有白花花的异物晃了视线,钟意眼眸一转,眼眶里的泪珠一整颗晶莹剔透地掉落下来。
窗外白雪纷飞,棉絮般的冰雪在路灯的照耀下格外绵密,像一层一层棉被一般落下来,可能是心理反应的一个冷颤,钟意缓缓冷静了下来。
“所以,你把所有的气都撒在我身上。”
陈洁微微一愣,转眼朝钟意看去,那张格外像钟建民的脸,如今正在平静地看着自己。
像!真的是太像了!当初钟建民的那双眼睛也是跟她一模一样,那双眼睛里,像照妖镜一般,陈洁觉得自己的小心思都被看透了。
“你怨恨他,觉得他当初不顾你的感受擅自作主跟你离婚,又不顾你的同意把一切都强加在你身上,你觉得他做作的一些都是为了我,为了我以后的日子不那么艰难,有书读有学校上,要不是因为我,他可能就不会自杀。
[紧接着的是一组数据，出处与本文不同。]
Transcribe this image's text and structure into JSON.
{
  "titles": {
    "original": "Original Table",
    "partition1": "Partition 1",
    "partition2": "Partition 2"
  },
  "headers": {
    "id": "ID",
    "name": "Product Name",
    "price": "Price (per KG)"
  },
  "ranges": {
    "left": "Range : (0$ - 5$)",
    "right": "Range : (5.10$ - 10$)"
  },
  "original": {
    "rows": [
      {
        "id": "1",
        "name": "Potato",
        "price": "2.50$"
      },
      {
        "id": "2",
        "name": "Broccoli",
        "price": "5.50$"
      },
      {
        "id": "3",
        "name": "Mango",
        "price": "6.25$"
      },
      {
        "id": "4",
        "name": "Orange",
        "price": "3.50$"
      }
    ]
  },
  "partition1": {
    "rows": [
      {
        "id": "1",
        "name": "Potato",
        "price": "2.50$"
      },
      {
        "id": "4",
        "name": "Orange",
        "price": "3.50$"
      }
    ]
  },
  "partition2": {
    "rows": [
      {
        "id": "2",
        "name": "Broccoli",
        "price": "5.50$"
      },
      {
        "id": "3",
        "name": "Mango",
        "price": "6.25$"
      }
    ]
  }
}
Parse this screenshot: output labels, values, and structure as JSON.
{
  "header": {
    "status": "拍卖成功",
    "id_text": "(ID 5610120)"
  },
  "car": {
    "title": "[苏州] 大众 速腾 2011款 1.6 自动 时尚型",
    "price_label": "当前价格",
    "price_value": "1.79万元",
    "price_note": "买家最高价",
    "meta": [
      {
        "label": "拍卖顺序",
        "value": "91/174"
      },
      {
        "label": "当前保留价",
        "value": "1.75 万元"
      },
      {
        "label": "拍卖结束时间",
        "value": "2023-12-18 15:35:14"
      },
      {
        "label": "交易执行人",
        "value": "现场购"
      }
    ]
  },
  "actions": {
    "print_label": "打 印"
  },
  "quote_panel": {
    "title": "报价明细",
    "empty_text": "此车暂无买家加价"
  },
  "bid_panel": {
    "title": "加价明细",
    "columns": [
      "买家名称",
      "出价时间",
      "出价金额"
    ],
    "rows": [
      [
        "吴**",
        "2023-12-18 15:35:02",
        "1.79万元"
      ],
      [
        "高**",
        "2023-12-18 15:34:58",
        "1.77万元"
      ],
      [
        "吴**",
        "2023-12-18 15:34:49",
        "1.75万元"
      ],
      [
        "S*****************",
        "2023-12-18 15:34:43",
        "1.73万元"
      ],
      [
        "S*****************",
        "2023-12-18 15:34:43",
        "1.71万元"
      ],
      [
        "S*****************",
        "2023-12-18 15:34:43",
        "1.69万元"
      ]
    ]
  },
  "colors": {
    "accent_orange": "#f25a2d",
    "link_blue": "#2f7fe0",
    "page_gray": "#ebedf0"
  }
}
”
“如今看来,你还很爱他。”
钟意的眼泪自己抑制不住的就落下来了,她也不知道是为何,可能是知道了这个世界上除了自己,还有人是记挂着她那死去的老爸的,虽然这种爱意有些病态,但总归有比没有要好;也可能是知道了亲妈为何要如此对待自己的原因,什么狗屁爱屋及乌,这个世界上根本不存在。
“可笑,钟建民都死了多少年了,我这么可能还会记挂着他。”陈洁像是被人戳中心事一般惊恐,怒极反笑。
钟意看着她的脸也觉得悲凉,那种因童年的遗憾还耿耿于怀的难过,一下子就得到了解脱。
“可笑,可笑……”念着念着,陈洁也不自觉的红了双眼。
陈老爷子默默的叹了口气,看着两个女人为了同一个男人悲伤春秋的,眼中也不自觉的湿润了眼眶,真的是孽缘啊。